Alexander closed his eyes and took a deep breath, his stomach doing somersaults, nervous and excited at the same time. He heard the loudspeaker across the courtyard switch on.
A booming voice came from it. “Launch in thirty seconds.”
Alexander checked if his seat belt was securely fastened for the third time since he got in the spaceship. He gripped the armrests at his sides, trying to calm himself down.
The astronaut took deep breaths, he had been waiting for so long to go to space. Ever since he was a kid, his dream was to be an astronaut and go to space. When he applied to NASA, his dream finally came true, after twenty five years of waiting.
“Five seconds til launch.” The voice said into the loudspeaker again.
Alexander took a steadying breath.
This is it, I’m finally doing it. Alexander thought.
Alexander felt the spaceship vibrating beneath him, and suddenly, he was blasting away, towards space. He was finally going to space.
The spaceship passed through the atmosphere and slowed down, the black sky surrounding him.
Alexander felt the ship jump a bit, that must’ve been the carrier rocket detaching. He pushed a few buttons on the controls in front of him and made the ship coast for a bit.
Alexander stood up and examined the spaceship from the inside, everything looked good. He made a quick report back to base and looked outside.
He was amazed, he was finally here, the stars standing out against the black sky. Alexander turned his gaze to the left, and froze.
The Earth was huge! It looked as if it was hanging in the void. The other astronauts had told him about this. It was called the “overview effect.” It happens to most people when they see Earth for the first time.
Alexander remembered what they had told him: “That when you’re so far away from Earth and can see the whole planet, you become fully overwhelmed and in awe of seeing your planet. Of seeing the unity and fragility of life.”
Another astronaut had said “It’s the uncanny sense of understanding the ‘big picture,’ and of feeling connected to and yet bigger than the intricate process bubbling on earth.”
A few astronauts had said that it gave them a new kind of self-awareness.
Alexander remembered the book Ron Garan wrote that he had read so many times, he had memorized one part of it, and thought about it at that moment.
It was when he grabbed onto a mechanical arm on the International Space Station in 2008, he was flung over the space station and back:
As I approached the top of this arc, it was as if time stood still, and I was flooded with both emotion and awareness. But as I looked down at the Earth — this stunning, fragile oasis, this island that has been given to us, and that has protected all life from the harshness of space — a sadness came over me, and I was hit in the gut with an undeniable, sobering contradiction.
In spite of the overwhelming beauty of this scene, serious inequity exists on the apparent paradise we have been given. I couldn't help thinking of the nearly one billion people who don't have clean water to drink, the countless number who go to bed hungry every night, the social injustice, conflicts, and poverty that remain pervasive across the planet.
Seeing Earth from this vantage point gave me a unique perspective — something I've come to call the orbital perspective. Part of this is the realization that we are all traveling together on the planet and that if we all looked at the world from that perspective we would see that nothing is impossible.
Alexander now understood what he had meant. He had the same feeling that Ron Garan had described then.

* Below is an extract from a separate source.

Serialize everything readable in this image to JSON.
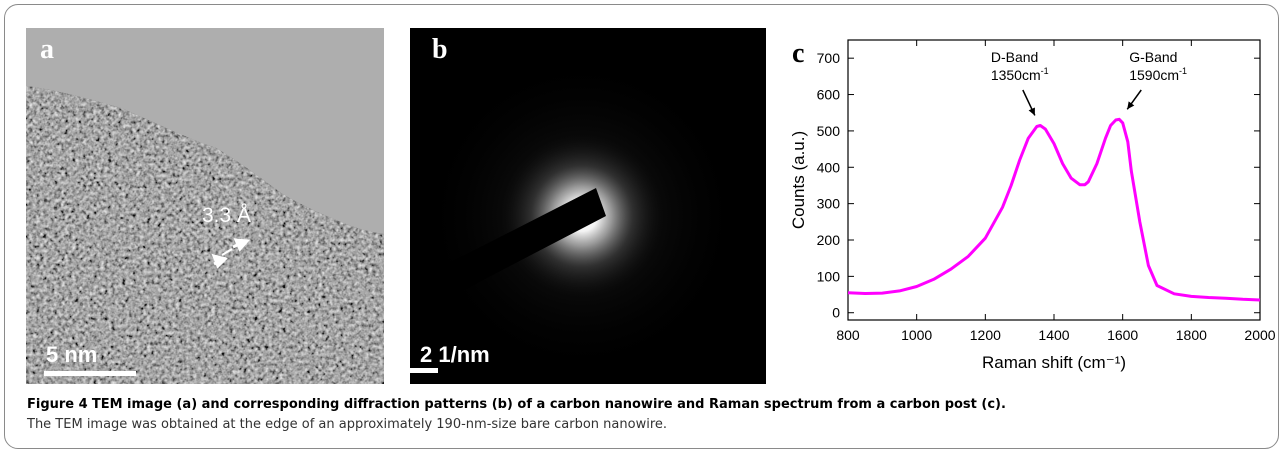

Alexander had seen pictures of Earth from space before, but it was so different seeing it right in front of him. He now understood why Buzz Aldrin, one of his role models, along with Neil Armstrong and Michael Collins, had called it “a brilliant jewel in the black velvet sky.” The three of them were a part of the Apollo 11 mission, they were some of the first people to look down on Earth from space.
Alexander could now say that he was one of those people to have experienced that feeling, to know what it’s like to see your planet from afar. He could now say that he had fulfilled his dream. His dream had been to go to space, but seeing Earth like that was more than enough for him. He considered himself lucky to have seen it, despite being on an important and relatively time sensitive mission. His mission was supposed to do some surveillance and repairs on a satellite that was hit by a floating rock and wasn’t reparable from the NASA headquarters.
Alexander drank in the sight of Earth, of his planet, he never thought that he would actually be here, fulfilling his dream. Everyone had told him how hard it would be and how few people actually get accepted at those kinds of jobs. He had proven them wrong. He had shown all of the people who doubted him that he had done it. That he was living his dream.
Alexander walked back to the front of the ship, making sure that he was still going the right way, that the autopilot was still working and it was taking him to the coordinates his superiors at NASA had sent him.
Alexander remembered what they had told him, they had said that this would be his chance to prove that he was ready to start going to space, they had said that he had to do this alone, that this was a test.
He remembered how the only person that believed in him had brought it up in the first place, and the others had actually listened to him.
Alexander thanked him mentally. He promised himself that he would prove himself to his superiors and they would let him go on more missions in space when he got back.
Alexander still couldn’t believe that he was finally fulfilling his dream.